The cases take us out of the classroom and into the lives of real people. How does a particular disorder come to exist for a particular person? What is it like to live with these disorders? What help is available? The goal of these cases is to help apply the information you read in the text so that you can gain insight, understanding, and empathy.
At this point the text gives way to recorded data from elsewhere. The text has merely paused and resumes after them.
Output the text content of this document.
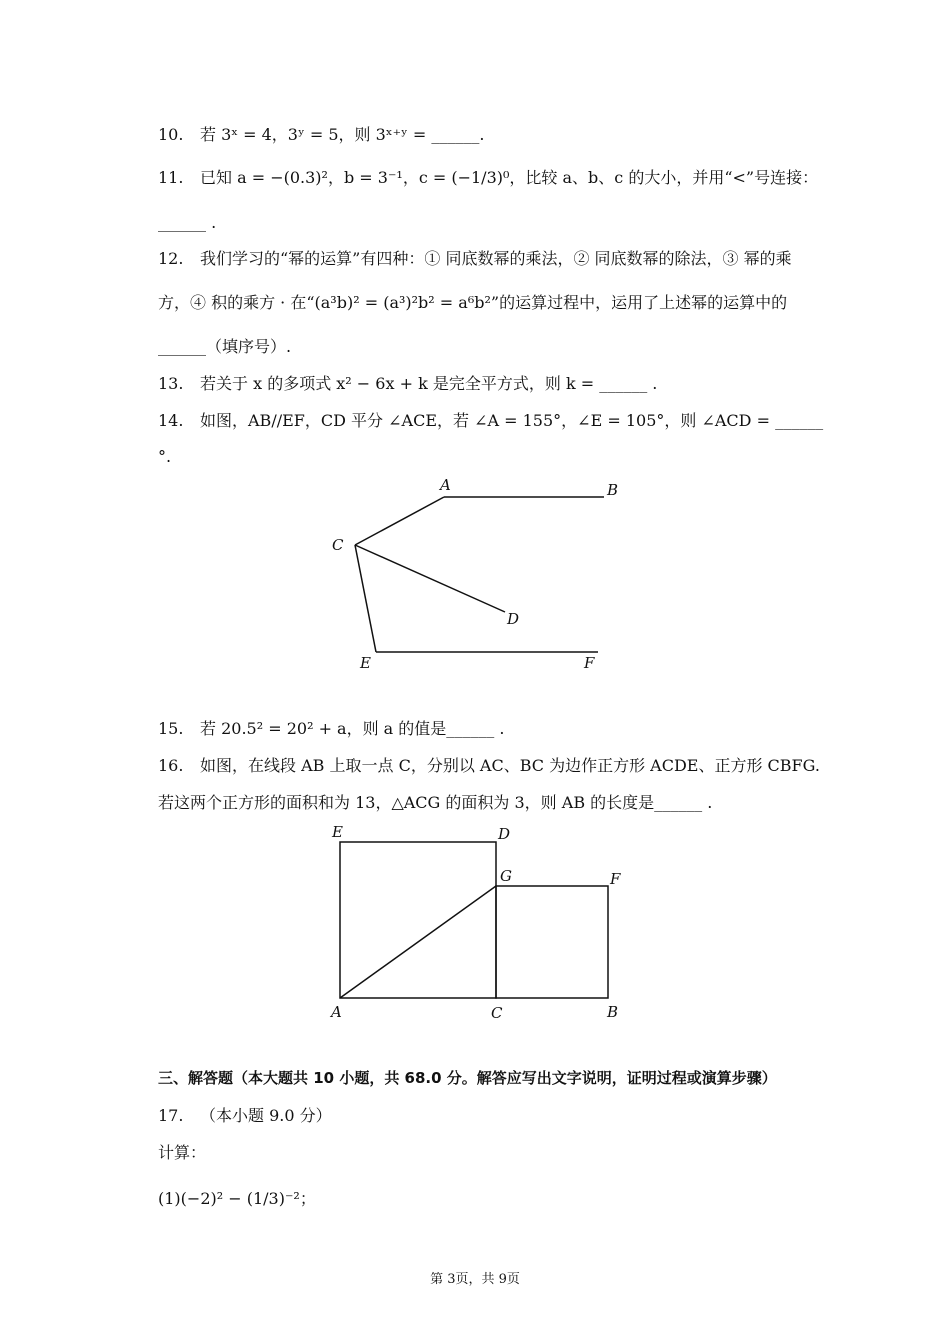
10. 若 3ˣ = 4，3ʸ = 5，则 3ˣ⁺ʸ = ______.
11. 已知 a = −(0.3)²，b = 3⁻¹，c = (−1/3)⁰，比较 a、b、c 的大小，并用“<”号连接：
______ .
12. 我们学习的“幂的运算”有四种：① 同底数幂的乘法，② 同底数幂的除法，③ 幂的乘
方，④ 积的乘方 · 在“(a³b)² = (a³)²b² = a⁶b²”的运算过程中，运用了上述幂的运算中的
______（填序号）.
13. 若关于 x 的多项式 x² − 6x + k 是完全平方式，则 k = ______ .
14. 如图，AB//EF，CD 平分 ∠ACE，若 ∠A = 155°，∠E = 105°，则 ∠ACD = ______
°.
A	B
C
D
E	F
15. 若 20.5² = 20² + a，则 a 的值是______ .
16. 如图，在线段 AB 上取一点 C，分别以 AC、BC 为边作正方形 ACDE、正方形 CBFG.
若这两个正方形的面积和为 13，△ACG 的面积为 3，则 AB 的长度是______ .
E	D
G	F
A	C	B
三、解答题（本大题共 10 小题，共 68.0 分。解答应写出文字说明，证明过程或演算步骤）
17. （本小题 9.0 分）
计算：
(1)(−2)² − (1/3)⁻²；
第 3页，共 9页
You are to complete a total of 3 case analyses. You will find the cases listed under the week they are due. You will also find a sample case and case analysis illustrating how the case analysis is to be done.

Your book does not present all the criteria for most disorders completely. It is best to use the website www.behavenet.com and other webistes to make sure your list of criteria is complete. However, some of the disorders were changed from the DSM-IV-Tr to the DSM-5 and behavenet has not updated the criteria. Therefore, whatever website you use, make sure it indicates that is the DSM-5 criteria. Use your textbook to provide additional information when necessary and for etiology and treatment.